Second, being students of previous financial crises including living through three – dot com/911, CDO/MBS, COVID — its pretty clear to us that many corporations including financial organizations in particular are poorly managed. The traditional financial institutions often have excess exposure to leveraged products purchased by their traders through various swap agreements, the risks are not well understood internally. One could point to any number of unethical behaviors (spending $20,000 per day on flowers for the executive suite) and stupidity/criminality (rating junk bonds as AAA ) uncovered during these periods of turmoil. The track record of these traditional financial institutions is less than stellar its despicable. In fact these institutions collectively lost more money in 2008 than they made in profits in their entire combined histories of operation. Yet we here calls to invite these folks on chain.

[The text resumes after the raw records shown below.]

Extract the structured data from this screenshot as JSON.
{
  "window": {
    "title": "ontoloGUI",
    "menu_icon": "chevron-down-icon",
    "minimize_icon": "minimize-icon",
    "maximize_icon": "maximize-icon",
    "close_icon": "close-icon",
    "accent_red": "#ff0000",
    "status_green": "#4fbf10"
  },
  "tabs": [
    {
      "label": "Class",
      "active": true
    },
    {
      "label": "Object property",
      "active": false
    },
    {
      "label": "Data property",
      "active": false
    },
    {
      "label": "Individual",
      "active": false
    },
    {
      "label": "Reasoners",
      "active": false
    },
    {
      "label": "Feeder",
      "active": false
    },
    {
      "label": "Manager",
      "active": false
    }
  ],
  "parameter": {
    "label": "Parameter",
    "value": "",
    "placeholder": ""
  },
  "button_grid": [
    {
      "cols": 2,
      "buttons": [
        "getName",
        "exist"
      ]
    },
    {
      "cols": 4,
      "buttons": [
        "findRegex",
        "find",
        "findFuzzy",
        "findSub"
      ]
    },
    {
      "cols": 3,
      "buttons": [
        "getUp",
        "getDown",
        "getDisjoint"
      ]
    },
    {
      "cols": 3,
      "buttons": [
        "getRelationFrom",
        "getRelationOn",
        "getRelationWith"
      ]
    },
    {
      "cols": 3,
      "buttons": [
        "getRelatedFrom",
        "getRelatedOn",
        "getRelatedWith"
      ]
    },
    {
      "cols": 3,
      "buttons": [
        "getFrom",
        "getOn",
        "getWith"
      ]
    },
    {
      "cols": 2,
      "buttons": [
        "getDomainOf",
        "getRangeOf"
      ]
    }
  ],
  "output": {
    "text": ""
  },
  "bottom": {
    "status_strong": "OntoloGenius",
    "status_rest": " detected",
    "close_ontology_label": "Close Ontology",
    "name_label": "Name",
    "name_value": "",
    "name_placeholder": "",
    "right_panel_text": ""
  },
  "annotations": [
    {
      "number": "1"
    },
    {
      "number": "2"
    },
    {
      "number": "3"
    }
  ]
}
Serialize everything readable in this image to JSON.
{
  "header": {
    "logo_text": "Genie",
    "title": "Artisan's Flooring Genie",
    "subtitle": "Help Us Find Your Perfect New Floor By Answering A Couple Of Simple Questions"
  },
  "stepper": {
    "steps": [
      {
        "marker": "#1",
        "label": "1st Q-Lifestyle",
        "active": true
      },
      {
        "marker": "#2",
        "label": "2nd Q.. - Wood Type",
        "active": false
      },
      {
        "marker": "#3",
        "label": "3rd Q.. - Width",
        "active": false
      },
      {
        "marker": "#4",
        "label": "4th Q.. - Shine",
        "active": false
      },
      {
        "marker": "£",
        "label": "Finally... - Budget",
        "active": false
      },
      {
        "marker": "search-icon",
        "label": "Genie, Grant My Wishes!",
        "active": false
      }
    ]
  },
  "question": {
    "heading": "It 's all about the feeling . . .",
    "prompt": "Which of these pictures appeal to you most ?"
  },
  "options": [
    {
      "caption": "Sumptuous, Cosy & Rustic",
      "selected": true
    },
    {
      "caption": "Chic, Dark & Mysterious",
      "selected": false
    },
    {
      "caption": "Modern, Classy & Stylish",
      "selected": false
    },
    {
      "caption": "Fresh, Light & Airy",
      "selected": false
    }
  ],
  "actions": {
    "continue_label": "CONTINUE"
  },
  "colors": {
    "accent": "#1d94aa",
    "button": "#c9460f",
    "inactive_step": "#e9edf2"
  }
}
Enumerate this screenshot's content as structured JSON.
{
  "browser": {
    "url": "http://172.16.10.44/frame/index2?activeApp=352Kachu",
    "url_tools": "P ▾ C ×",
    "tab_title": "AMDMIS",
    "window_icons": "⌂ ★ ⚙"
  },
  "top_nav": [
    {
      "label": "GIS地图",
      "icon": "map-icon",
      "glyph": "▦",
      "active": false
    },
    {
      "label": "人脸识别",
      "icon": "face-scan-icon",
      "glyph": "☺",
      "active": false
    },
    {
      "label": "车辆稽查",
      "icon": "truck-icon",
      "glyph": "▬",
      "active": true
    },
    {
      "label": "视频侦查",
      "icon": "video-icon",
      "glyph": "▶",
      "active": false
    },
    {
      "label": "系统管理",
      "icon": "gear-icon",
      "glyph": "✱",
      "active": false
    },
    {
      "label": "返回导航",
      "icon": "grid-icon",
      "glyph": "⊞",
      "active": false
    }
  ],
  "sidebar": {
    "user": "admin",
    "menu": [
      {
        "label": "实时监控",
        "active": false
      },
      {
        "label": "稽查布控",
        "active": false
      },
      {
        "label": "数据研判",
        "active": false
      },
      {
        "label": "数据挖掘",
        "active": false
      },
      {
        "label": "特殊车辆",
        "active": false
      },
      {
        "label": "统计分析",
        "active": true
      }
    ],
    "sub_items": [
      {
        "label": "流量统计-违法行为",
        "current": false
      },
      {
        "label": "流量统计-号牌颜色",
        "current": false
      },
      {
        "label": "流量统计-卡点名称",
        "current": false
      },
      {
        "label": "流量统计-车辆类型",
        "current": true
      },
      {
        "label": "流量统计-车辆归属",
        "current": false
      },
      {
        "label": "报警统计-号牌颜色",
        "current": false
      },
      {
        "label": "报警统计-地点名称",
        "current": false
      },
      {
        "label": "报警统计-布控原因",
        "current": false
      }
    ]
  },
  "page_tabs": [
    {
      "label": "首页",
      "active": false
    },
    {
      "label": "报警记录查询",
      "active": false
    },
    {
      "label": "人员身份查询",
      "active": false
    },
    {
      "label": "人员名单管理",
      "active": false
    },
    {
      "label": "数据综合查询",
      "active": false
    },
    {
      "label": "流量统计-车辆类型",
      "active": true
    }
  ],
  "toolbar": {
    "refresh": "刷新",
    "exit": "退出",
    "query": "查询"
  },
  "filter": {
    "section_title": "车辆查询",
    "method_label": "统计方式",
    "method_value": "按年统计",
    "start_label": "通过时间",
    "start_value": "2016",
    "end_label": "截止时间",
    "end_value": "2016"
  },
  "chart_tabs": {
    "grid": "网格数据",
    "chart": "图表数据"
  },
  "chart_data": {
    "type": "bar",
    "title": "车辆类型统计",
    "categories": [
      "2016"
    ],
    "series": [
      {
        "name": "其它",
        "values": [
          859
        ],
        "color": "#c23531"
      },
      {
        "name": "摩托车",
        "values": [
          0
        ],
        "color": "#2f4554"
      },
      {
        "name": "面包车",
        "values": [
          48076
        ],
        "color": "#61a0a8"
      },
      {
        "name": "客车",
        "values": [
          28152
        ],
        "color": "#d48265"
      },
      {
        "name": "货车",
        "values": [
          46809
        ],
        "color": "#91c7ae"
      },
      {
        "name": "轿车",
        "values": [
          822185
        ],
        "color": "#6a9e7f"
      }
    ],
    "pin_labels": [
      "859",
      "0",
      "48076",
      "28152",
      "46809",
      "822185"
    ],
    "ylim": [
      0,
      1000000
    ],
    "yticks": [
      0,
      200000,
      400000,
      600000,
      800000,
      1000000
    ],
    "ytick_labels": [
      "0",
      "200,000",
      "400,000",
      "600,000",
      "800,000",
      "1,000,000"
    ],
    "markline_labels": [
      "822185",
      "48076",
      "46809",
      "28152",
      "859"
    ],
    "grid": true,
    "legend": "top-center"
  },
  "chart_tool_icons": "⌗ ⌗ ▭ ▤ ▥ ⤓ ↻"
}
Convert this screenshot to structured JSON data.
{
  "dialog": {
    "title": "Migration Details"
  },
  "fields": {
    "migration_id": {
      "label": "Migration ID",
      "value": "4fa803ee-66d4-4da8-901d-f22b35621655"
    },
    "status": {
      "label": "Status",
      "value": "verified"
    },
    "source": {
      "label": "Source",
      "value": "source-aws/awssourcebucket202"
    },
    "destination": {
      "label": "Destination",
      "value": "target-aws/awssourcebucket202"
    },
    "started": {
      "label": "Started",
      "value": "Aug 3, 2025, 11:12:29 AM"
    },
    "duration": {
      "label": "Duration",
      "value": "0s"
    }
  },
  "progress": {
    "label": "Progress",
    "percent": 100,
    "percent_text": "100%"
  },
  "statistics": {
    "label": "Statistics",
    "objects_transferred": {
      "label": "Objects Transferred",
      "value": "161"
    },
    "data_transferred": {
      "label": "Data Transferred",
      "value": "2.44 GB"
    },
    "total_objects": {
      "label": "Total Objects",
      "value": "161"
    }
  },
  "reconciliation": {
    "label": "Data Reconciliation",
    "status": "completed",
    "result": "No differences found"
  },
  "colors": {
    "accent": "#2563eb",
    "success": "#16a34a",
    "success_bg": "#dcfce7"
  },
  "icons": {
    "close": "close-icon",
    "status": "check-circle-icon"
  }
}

Finally, we don’t think when Vitalik wrote his recent article “Make Ethereum cypherpunk again” he was talking about on-boarding “bank chains”. We don’t think Satoshi was applauding bankers when he wrote this message in the genesis Bitcoin block.


>The Times
>03/Jan/2009
>Chancellor
>on brink
>of second bailout
>for banks

Yet, many are pushing for a reality in which traditional financial firms wind up owning the valuable land. Once the bankers have everything they want, they will attempt to reset the rules and eject the natives out. Of course, arguably the most important feature of blockchains is the right to fork. Indeed, its likely that as natives and institutions brush shoulders there could be a very contentious fall out. We think the industry or ecosystem as a whole is dangerously naive about making a Faustian bargain with traditional finance.

Meanwhile, in 7-10 years the user experience for intents, real-time ZK proving / verification, custom application interfaces, and smart personal assistants will make self custody and UX features of crypto, not bugs. In this world, we don’t need the traditional financial players because we on board people through word of mouth and teaching along with some meme-coin trading, prediction markets, and novel applications. We remain optimistic but it is notably frustrating to see folks that claim to have OG values stray so far from them when a whiff of money shows up.

It’s not lost on us that the universe is observer-dependent and there is something called moral relativism. Perhaps we are simply mistaking something, the genesis Bitcoin block, as a Schelling point of values, which it is not. Crypto is a big tent now that means various things to different people. Diversity in beliefs is important for a richer understanding and contextual clarity of our world. That said, we still think this is an important topic to discuss in public because the future of this ecosystem is at stake.